Predictive Analytics by Eric Siegel (link) was published earlier this year. Siegel is a consultant and organizer of a series of popular industry conferences, which I attend with some regularity. I recommend this book for readers who want to understand the current state of “data science” at a deeper level than the New York Times’s but still nonmathematical. If you want to measure against my own writing, then Siegel spends more time addressing “how” than I typically do on this blog. He also has a fondness for lists, tables, quotations, pictures, and turns of phrases—I did mention lists, and lists within sentences.
Reading this book is like worming through the crowd at a conference center in New York, or Boston, or San Francisco, where Siegel’s meetings are usually held. Siegel is like your Kevin Bacon, your link to practitioners of the art/science of data-driven business decision-making. (I just gave the definition, rather than the name, of the field, which has as many names as cheongsams worn by Maggie Cheung in In the Mood for Love. Siegel selected “predictive analytics,” while you may also see “data science,” “data mining,” “machine learning,” “statistical learning,” “knowledge discovery,” “statistical modeling,” “business analytics,” etc.)
Predictive Analytics paints an accurate picture of the applications and discourse circa 2000s. Chapter 2 describes a model used by the retailer Target to find potential customers who are pregnant women—this application was later picked up by Charles Duhigg in The Power of Habit (link), and a New York Times Magazine article, which I examined in a previous post. (Disclosure: I have further comments on pregnancy targeting in my forthcoming book.) Also in Chapter 2 is a description of how Hewlett Packard analyzes data on its employees, a nice companion piece to the recent New York Times profile of Google’s SVP of “people operations.” See my post here. The third example in Chapter 2 concerns local police using data to find criminals.
Social media analytics, possibly the hippest corner of the industry, gets star billing in Chapter 3. Two researchers summarized Livejournal blog posts into an “Anxiety Index” which they claimed predicted S&P 500. Chapter 4 contains an extensive description of a popular technique known as “decision trees” applied to financial risk management. For those who read Chapter 2 of Numbers Rule Your World, this section provides more technical details on risk scoring. Some keywords to look out for are overfitting (called overlearning), using test datasets to evaluate accuracy, and Occam’s razor.
Chapter 5 covers ensemble models, a relatively new technique with broad applications. What this means is instead of the traditional route of developing one “best” predictor, conduct a poll of a set of predictors. Sort of a wisdom of crowds approach. The winning team in the Netflix Prize—in which teams competed to improve the “accuracy” of Netflix queue recommendations—used an ensemble.

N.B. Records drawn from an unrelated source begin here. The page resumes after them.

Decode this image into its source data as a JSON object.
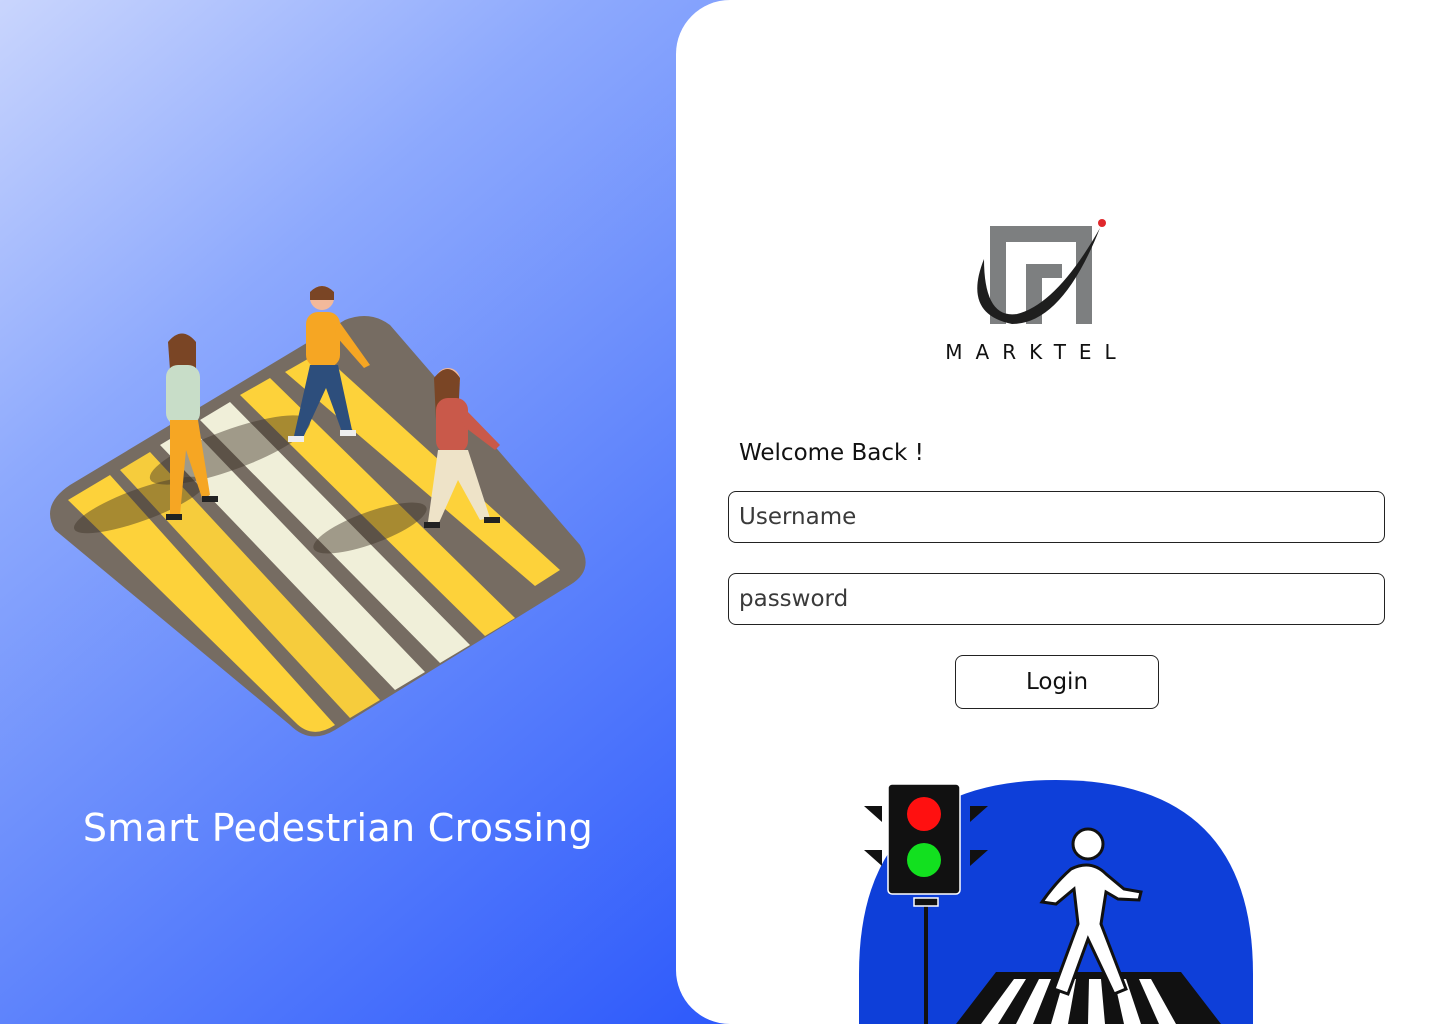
{
  "left_panel": {
    "tagline": "Smart Pedestrian Crossing"
  },
  "brand": {
    "logo_text": "MARKTEL",
    "accent_color": "#e0282c",
    "logo_gray": "#7d7f80"
  },
  "login": {
    "welcome": "Welcome Back !",
    "username_placeholder": "Username",
    "password_placeholder": "password",
    "login_label": "Login"
  },
  "colors": {
    "gradient_start": "#c9d5fd",
    "gradient_end": "#0f3ffa",
    "sign_blue": "#0e3fd9",
    "light_red": "#ff1010",
    "light_green": "#12e01f"
  }
}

Chapter 7 introduces net lift models, which is an unresolved but important area of business analytics. Take an example of Time Warner Cable wanting to send special offers to “vulnerable” customers hoping to retain them. Traditional predictive models find those customers who are most likely to cancel their service. The trouble is that special offers are very expensive, and some of those customers would not require this incentive in order to renew. A “net lift” model is more accurate in only targeting those customers who are likely to cancel plus likely to renew only if Time Warner makes a special offer. Technically, the latter problem is much harder to solve.
Needless to say, the price of the book is a fraction of the conference fee. While the overall tone is optimistic, Siegel does not shy away from discussing the limitations of data analytics. This I find to be a virtue, a relief from the relentless hype that has enveloped this field of work. I’d like to end this review with a quote (p. 201):
Commanding a computer to learn is like teaching a blindfolded monkey to design a fashion diva’s gown. The computer knows nothing. It has no notion of the meaning behind the data, the concept of what a mortgage, salary or even a house is. The numbers are just numbers. Even clues like “$” and “%” don’t mean anything to the machine. It’s a blind, mindless automation stuck in a box during its first day on the job.